Über die Schlossdomäne führt die Route von Cornelia Wippermann zur Damaschkestraße. "Da parken manche Leute gerne vor der Volksbank im absoluten Halteverbot", sagt sie. Und auch während der einen Stunde, in der die Volksstimme die Politesse begleitet, steht ein Kleintransporter direkt vor dem Bankgebäude. "Jetzt beeile ich mich, den Strafzettel anzubringen", sagt Wippermann. Der Fahrzeughalter könnte jeden Augenblick zurück kommen. "Ich gehe einer Konfrontation lieber aus dem Weg. Die meisten Menschen reagieren sehr unfreundlich auf mich. Beschimpfungen sind in dem Beruf normal", erklärt Wippermann. "Vor ein paar Jahren wollte mich ein Autofahrer sogar einmal umfahren. Ich bin zur Seite in ein Gebüsch gesprungen." Dieses Erlebnis habe die Politesse vorsichtig werden lassen. Nachdem sie das Kennzeichen des Falschparkers erfasst und ein Foto geschossen hat, ist Cornelia Wippermann auch schon wieder auf dem Weg in die nächste Straße.

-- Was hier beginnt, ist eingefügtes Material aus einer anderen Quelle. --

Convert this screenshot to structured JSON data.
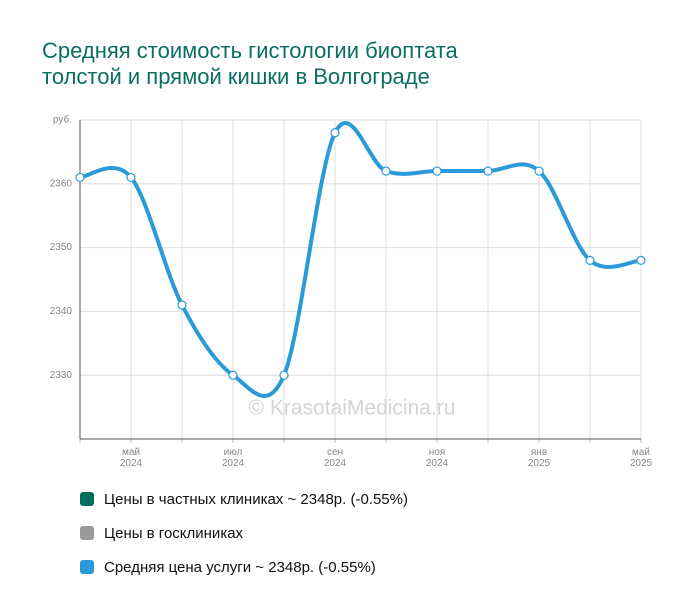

Auch in der Burgstraße gibt es einen Parkplatz, den Autofahrer für zwei Stunden nutzen können. Als Wippermann schon den nächsten Pkw ohne Parkscheibe ins Visier nimmt, kommt ein junger Mann mit seiner Tochter auf dem Arm herbei gelaufen und bittet um Entschuldigung. Er habe nur kurz etwas holen wollen. Die Politesse drückt ein Auge. "Wenn jemand freundlich ist, dann kann ich das auch mal durchgehen lassen."

Cornelia Wippermann arbeitet schon seit 35 Jahren im öffentlichen Dienst, einmal habe sie selbst auch einen Strafzettel bekommen. "Das ist bestimmt schon 15 Jahre her, da war ich noch nicht in dieser Position. Da habe ich die Zeiten der Straßenkehrmaschine missachtet", erzählt die Politesse. Auf dem Weg in die Farsleber Straße entdeckt Wippermann schon von Weitem einen schwerwiegenden Parkverstoß vor dem Landratsamt. Ein Pkw parkt auf einem der beiden Behindertenparkplätze. "Sowas geht gar nicht. Da greifen wir auch auf jeden Fall durch", sagt Wippermann und tippt das Kennzeichen in ihr Datenerfassungsgerät ein. Für den Fahrzeughalter heißt das: 35 Euro Strafe.

Die danebenstehenden Autos haben alle eine Parkscheibe auf dem Armaturenbrett liegen. In einem der Fahrzeuge liegt hingegen ein handgeschriebener Zettel mit der Aufschrift "11 Uhr". "Sowas lassen wir auch durchgehen. Nicht immer hat man eine Parkscheibe zur Hand", erklärt Cornelia Wippermann. Ihre Tour durch die Straßen Wolmirstedts endet an diesem Tag in der Wohnsiedlung der Samsweger Straße.